Bahkan ketika kita sudah kembali ke Tanah Air. Aku masih saja terlalu pengecut untuk menemuimu. Segala usaha yag kulakukan untuk menjalin komunikasi selalu kulakukan dengan setengah hati. Di satu sisi aku teramat ingin bisa menghabiskan waktu bersamamu kembali. Namun di sisi yang lain aku takut jika selubung perasaan yang terlanjur aku ciptakan akan robek dan menguap keluar.
Mungkin titik balik dari kisah ini adalah ketika kamu bertemu Jane dan Hyungjun. Kemudian mereka bercerita tentang pertemuan tersebut. Aku mendengar kisah tersebut dengan perasaan senang sekaligus kecewa. Ternyata ada laki-laki lain yang menyukaimu. Chakra sangat beruntung.
Aku yang selalu berpikir bahwa perasaan yang ada ini hanya diriku yang mengalaminya akhirnya menyadari bahwa ternyata kamu pun merasakan hal yang sama. Aku menganggapmu lebih dari sekedar sahabat, dan kamu juga berpikir hal yang sama tentangku. Andai saja kita mengungkapkan perasaan ini sejak lama tentunya takkan terasa serumit ini.
Hal yang paling menyakitkan bagiku adalah saat aku memotivasi diri untuk melakukan hal yang seharusnya sejak dulu kulakukan harus menerima kenyataan pahit: semuanya telah terlambat. Jalan hidup kita telah bersimpangan terlalu jauh. Masing-masing telah menemukan kehidupan lain yang selayaknya dijalankan. Sudah habis waktunya untuk sebuah romantisme picisan.
Namun jujur harus kukatakan, bahwa bahkan hingga sekarang pun aku masih tak rela jika semua harus berakhir speerti ini. Aku mencintaimu, dan aku tahu kau pun (pernah) mencintaiku.
Melalui surat ini aku punya satu buah permintaan kepadamu, “Bisakah kita mulai segalanya dari awal lagi? Awal yang baru sehingga kita bisa memperbaiki kesalahan-kesalahan di masa lalu dan bisa lebih jujur dalam menata hidup.”
Salam kenal,
Kanata

Aku membaca sekali lagi isi email yang kutulis untuk memastikan bahwa apa yang tertera disana sesuai dengan maksud yang kuharapkan.

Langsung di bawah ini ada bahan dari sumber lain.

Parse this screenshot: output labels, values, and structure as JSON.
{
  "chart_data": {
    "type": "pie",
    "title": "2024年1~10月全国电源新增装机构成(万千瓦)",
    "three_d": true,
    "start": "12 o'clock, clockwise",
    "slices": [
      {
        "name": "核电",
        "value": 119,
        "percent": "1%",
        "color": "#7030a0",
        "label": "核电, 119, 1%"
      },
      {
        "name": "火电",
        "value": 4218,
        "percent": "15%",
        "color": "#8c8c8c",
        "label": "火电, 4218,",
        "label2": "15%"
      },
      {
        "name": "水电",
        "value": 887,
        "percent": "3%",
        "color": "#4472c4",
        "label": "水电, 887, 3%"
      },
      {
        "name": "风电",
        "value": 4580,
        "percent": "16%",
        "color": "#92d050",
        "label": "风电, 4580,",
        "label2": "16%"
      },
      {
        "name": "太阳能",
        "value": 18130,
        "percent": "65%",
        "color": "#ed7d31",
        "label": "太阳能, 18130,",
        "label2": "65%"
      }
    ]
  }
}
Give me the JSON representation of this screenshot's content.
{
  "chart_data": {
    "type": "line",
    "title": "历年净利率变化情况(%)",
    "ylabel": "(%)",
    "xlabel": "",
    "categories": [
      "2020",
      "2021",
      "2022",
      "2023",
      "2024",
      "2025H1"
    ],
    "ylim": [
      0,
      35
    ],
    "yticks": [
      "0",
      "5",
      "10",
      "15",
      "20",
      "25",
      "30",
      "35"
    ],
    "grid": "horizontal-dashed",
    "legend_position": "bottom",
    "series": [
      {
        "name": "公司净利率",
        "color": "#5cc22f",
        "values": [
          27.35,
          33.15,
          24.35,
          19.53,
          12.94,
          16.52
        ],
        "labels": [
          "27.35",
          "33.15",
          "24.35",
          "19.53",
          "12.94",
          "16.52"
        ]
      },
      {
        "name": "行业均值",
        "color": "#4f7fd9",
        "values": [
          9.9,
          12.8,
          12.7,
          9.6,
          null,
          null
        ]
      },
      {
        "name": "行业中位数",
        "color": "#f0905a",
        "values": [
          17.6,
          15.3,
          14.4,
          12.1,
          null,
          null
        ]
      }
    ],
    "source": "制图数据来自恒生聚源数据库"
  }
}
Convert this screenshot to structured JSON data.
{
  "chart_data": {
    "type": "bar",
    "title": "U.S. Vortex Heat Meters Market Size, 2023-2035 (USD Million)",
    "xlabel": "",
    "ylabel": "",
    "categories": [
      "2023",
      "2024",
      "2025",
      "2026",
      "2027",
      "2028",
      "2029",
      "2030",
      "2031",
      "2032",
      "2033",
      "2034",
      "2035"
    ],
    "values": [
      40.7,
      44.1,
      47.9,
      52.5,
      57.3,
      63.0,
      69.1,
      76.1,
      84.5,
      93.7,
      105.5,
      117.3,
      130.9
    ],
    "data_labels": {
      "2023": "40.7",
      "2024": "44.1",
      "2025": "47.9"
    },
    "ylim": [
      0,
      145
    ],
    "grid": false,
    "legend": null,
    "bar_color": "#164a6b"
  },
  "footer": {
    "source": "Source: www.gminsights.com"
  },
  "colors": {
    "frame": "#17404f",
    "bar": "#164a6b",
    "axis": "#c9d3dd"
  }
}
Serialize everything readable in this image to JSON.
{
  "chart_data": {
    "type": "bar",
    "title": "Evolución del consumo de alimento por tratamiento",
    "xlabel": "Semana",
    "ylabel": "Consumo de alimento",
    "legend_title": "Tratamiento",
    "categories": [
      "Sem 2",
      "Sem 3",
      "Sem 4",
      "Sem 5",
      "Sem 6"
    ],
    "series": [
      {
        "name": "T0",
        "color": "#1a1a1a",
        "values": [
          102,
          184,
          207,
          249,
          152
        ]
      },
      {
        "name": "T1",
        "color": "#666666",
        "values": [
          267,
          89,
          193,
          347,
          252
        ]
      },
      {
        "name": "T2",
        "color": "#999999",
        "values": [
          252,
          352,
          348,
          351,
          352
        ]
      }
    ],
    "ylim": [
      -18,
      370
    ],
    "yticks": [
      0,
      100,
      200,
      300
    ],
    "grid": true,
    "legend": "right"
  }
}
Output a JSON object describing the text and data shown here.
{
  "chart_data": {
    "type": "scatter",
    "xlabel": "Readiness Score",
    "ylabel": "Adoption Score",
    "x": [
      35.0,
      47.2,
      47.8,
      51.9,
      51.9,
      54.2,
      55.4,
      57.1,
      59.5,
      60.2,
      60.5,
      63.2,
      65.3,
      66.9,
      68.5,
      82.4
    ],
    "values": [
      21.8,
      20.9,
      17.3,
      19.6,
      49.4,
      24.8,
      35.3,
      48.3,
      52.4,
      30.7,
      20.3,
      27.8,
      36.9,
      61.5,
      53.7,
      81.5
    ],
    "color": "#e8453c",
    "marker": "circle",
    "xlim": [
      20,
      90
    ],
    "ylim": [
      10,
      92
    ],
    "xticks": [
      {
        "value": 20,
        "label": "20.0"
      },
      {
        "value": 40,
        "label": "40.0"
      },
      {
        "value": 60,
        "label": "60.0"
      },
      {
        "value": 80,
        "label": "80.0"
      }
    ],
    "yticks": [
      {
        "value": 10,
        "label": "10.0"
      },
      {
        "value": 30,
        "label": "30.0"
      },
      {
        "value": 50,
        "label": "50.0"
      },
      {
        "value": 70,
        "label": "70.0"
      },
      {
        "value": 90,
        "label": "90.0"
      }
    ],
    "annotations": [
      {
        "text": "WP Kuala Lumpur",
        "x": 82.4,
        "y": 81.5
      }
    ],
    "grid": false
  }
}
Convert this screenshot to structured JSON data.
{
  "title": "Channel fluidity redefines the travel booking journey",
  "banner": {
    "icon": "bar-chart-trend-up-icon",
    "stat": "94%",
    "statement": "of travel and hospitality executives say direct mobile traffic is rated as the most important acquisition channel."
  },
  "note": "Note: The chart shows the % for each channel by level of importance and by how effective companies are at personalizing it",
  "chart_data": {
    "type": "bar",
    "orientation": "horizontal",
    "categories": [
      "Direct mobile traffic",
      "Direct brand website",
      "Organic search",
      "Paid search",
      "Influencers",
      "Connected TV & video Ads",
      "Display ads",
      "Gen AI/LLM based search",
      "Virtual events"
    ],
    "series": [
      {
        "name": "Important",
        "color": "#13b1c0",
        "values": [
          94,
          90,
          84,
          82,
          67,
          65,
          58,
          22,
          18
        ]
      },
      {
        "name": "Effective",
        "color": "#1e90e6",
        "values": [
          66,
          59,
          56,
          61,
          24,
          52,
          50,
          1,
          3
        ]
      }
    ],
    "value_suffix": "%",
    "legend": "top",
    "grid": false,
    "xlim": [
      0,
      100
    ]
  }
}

Berkali-kali aku mengehala napas. Tanganku masih ragu untuk menekan tombol kirim. Menit-demi menit berlalu dengan diriku yang menatap kosong pada layar monitor.
Tanda pesan masuk berbunyi dari ponselku. Diane yang mengirim pesan
Sayang, sudah dimana? Aku 10 menit lagi nyampe.
Cepat aku menjawab : OTW
Aku melakukan hal pertama yang terlintas dalam kepala.
Menghapus draft email yang sudah bersusah payah kutulis.